Facebook will share with French judicial officials the IP addresses of users who post hateful content, an aide to digital affairs minister Cedric O said Tuesday.
The vast social media platform has agreed to provide the addresses of accounts containing "homophobic, racist or anti-Semitic content" at the request of judicial officials, the aide told AFP.
IP (Internet Protocol) addresses allow investigators to identify and locate the computers used to make such posts.
Facebook's commitment "concerns only France", the aide said.
Facebook declined to comment when reached by AFP.

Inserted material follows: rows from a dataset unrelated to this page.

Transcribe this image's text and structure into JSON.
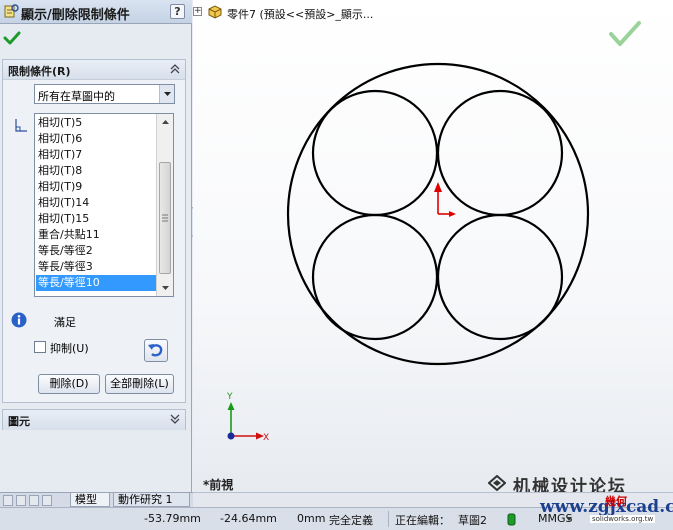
{
  "property_manager": {
    "title": "顯示/刪除限制條件",
    "help_label": "?",
    "ok_icon": "green-check-icon",
    "constraints_group": {
      "title": "限制條件(R)",
      "filter": {
        "selected": "所有在草圖中的"
      },
      "relations": [
        "相切(T)5",
        "相切(T)6",
        "相切(T)7",
        "相切(T)8",
        "相切(T)9",
        "相切(T)14",
        "相切(T)15",
        "重合/共點11",
        "等長/等徑2",
        "等長/等徑3",
        "等長/等徑10"
      ],
      "selected_index": 10,
      "status_text": "滿足",
      "suppress_label": "抑制(U)",
      "delete_label": "刪除(D)",
      "delete_all_label": "全部刪除(L)"
    },
    "entities_group": {
      "title": "圖元"
    }
  },
  "graphics": {
    "tree_label": "零件7 (預設<<預設>_顯示...",
    "view_name": "*前視",
    "triad": {
      "x_label": "X",
      "y_label": "Y"
    },
    "colors": {
      "origin": "#e00000",
      "sketch": "#000000",
      "confirm": "#7ccf7c"
    }
  },
  "tabs": {
    "model": "模型",
    "motion_study": "動作研究 1"
  },
  "status_bar": {
    "x_coord": "-53.79mm",
    "y_coord": "-24.64mm",
    "z_coord": "0mm",
    "definition_state": "完全定義",
    "editing_label": "正在編輯：",
    "editing_target": "草圖2",
    "units": "MMGS"
  },
  "watermark": {
    "text": "机械设计论坛",
    "url": "www.zgjxcad.com",
    "brand": "幾何",
    "site": "solidworks.org.tw"
  }
}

Facebook CEO Mark Zuckerberg met with French President Emmanuel Macron in May to discuss ways to combat hateful content.
On Monday Facebook's head of global affairs, and former British deputy prime minister, Nick CLegg said that Governments, not companies, must regulate social networks.

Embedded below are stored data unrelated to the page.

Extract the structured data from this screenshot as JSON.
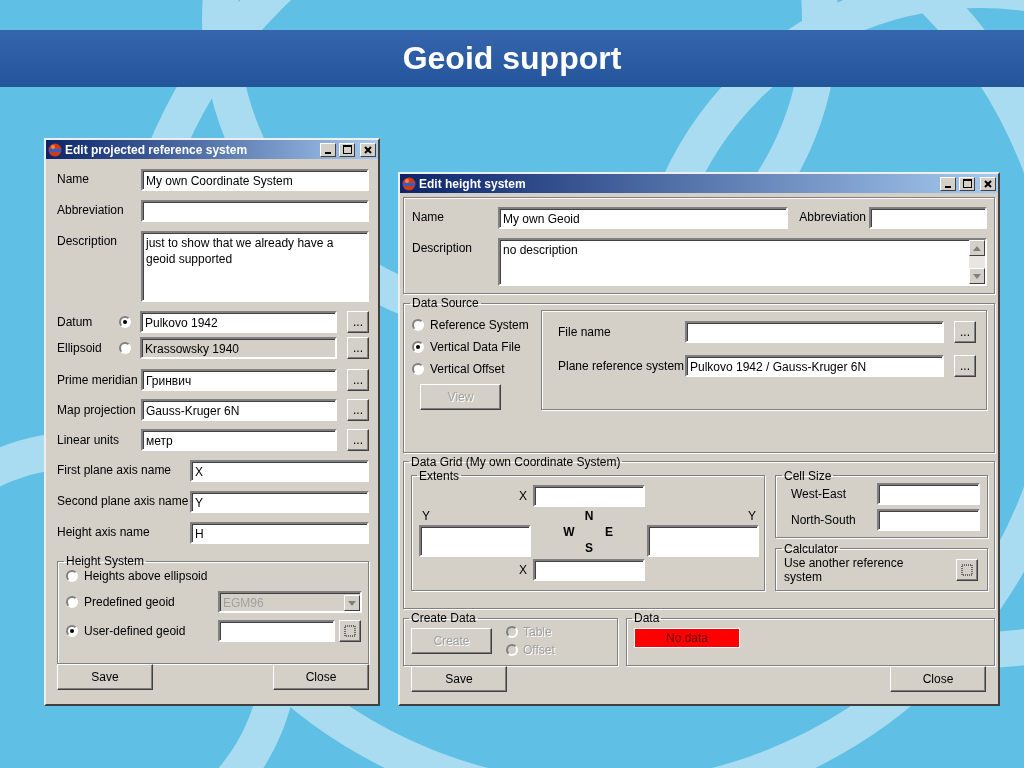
{
  "slide": {
    "title": "Geoid support"
  },
  "projected_window": {
    "title": "Edit projected reference system",
    "fields": [
      {
        "kind": "text",
        "label": "Name",
        "value": "My own Coordinate System"
      },
      {
        "kind": "text",
        "label": "Abbreviation"
      },
      {
        "kind": "memo",
        "label": "Description",
        "value": "just to show that we already have a geoid supported"
      }
    ],
    "source_choice": [
      {
        "label": "Datum",
        "selected": true,
        "value": "Pulkovo 1942",
        "button": "..."
      },
      {
        "label": "Ellipsoid",
        "selected": false,
        "value": "Krassowsky 1940",
        "button": "..."
      }
    ],
    "lookups": [
      {
        "label": "Prime meridian",
        "value": "Гринвич",
        "button": "..."
      },
      {
        "label": "Map projection",
        "value": "Gauss-Kruger 6N",
        "button": "..."
      },
      {
        "label": "Linear units",
        "value": "метр",
        "button": "..."
      }
    ],
    "axes": [
      {
        "label": "First plane axis name",
        "value": "X"
      },
      {
        "label": "Second plane axis name",
        "value": "Y"
      },
      {
        "label": "Height axis name",
        "value": "H"
      }
    ],
    "height_system": {
      "title": "Height System",
      "options": [
        {
          "kind": "plain",
          "label": "Heights above ellipsoid",
          "selected": false
        },
        {
          "kind": "dropdown",
          "label": "Predefined geoid",
          "selected": false,
          "value": "EGM96",
          "disabled": true
        },
        {
          "kind": "picker",
          "label": "User-defined geoid",
          "selected": true
        }
      ]
    },
    "buttons": [
      "Save",
      "Close"
    ]
  },
  "height_window": {
    "title": "Edit height system",
    "name": {
      "label": "Name",
      "value": "My own Geoid"
    },
    "abbreviation": {
      "label": "Abbreviation"
    },
    "description": {
      "label": "Description",
      "value": "no description"
    },
    "data_source": {
      "title": "Data Source",
      "options": [
        {
          "label": "Reference System",
          "selected": false
        },
        {
          "label": "Vertical Data File",
          "selected": true
        },
        {
          "label": "Vertical Offset",
          "selected": false
        }
      ],
      "view_button": {
        "label": "View",
        "disabled": true
      },
      "file_name": {
        "label": "File name",
        "button": "..."
      },
      "plane_reference": {
        "label": "Plane reference system",
        "value": "Pulkovo 1942 / Gauss-Kruger 6N",
        "button": "..."
      }
    },
    "data_grid": {
      "title": "Data Grid (My own Coordinate System)",
      "extents": {
        "title": "Extents",
        "top_label": "X",
        "left_label": "Y",
        "right_label": "Y",
        "bottom_label": "X",
        "compass": {
          "north": "N",
          "west": "W",
          "east": "E",
          "south": "S"
        }
      },
      "cell_size": {
        "title": "Cell Size",
        "rows": [
          {
            "label": "West-East"
          },
          {
            "label": "North-South"
          }
        ]
      },
      "calculator": {
        "title": "Calculator",
        "text": "Use another reference system"
      }
    },
    "create_data": {
      "title": "Create Data",
      "button": {
        "label": "Create",
        "disabled": true
      },
      "options": [
        {
          "label": "Table",
          "selected": false,
          "disabled": true
        },
        {
          "label": "Offset",
          "selected": false,
          "disabled": true
        }
      ]
    },
    "data": {
      "title": "Data",
      "status": "No data"
    },
    "buttons": [
      "Save",
      "Close"
    ]
  }
}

"It's not for private companies, however big or small, to come up with those rules. It is for democratic politicians in the democratic world to do so," Clegg told the BBC in an interview.
The French parliament is to examine a bill on "cyber hatred" which would require internet platforms to remove within 24 hours content deemed "manifestly illicit" because of references to "race, religion, sex, sexual orientation or disabilities".
The draft bill also calls for a "simplification and standardisation of the forms used to report illicit content".
The legislation would create a "single reporting button" common to all platforms.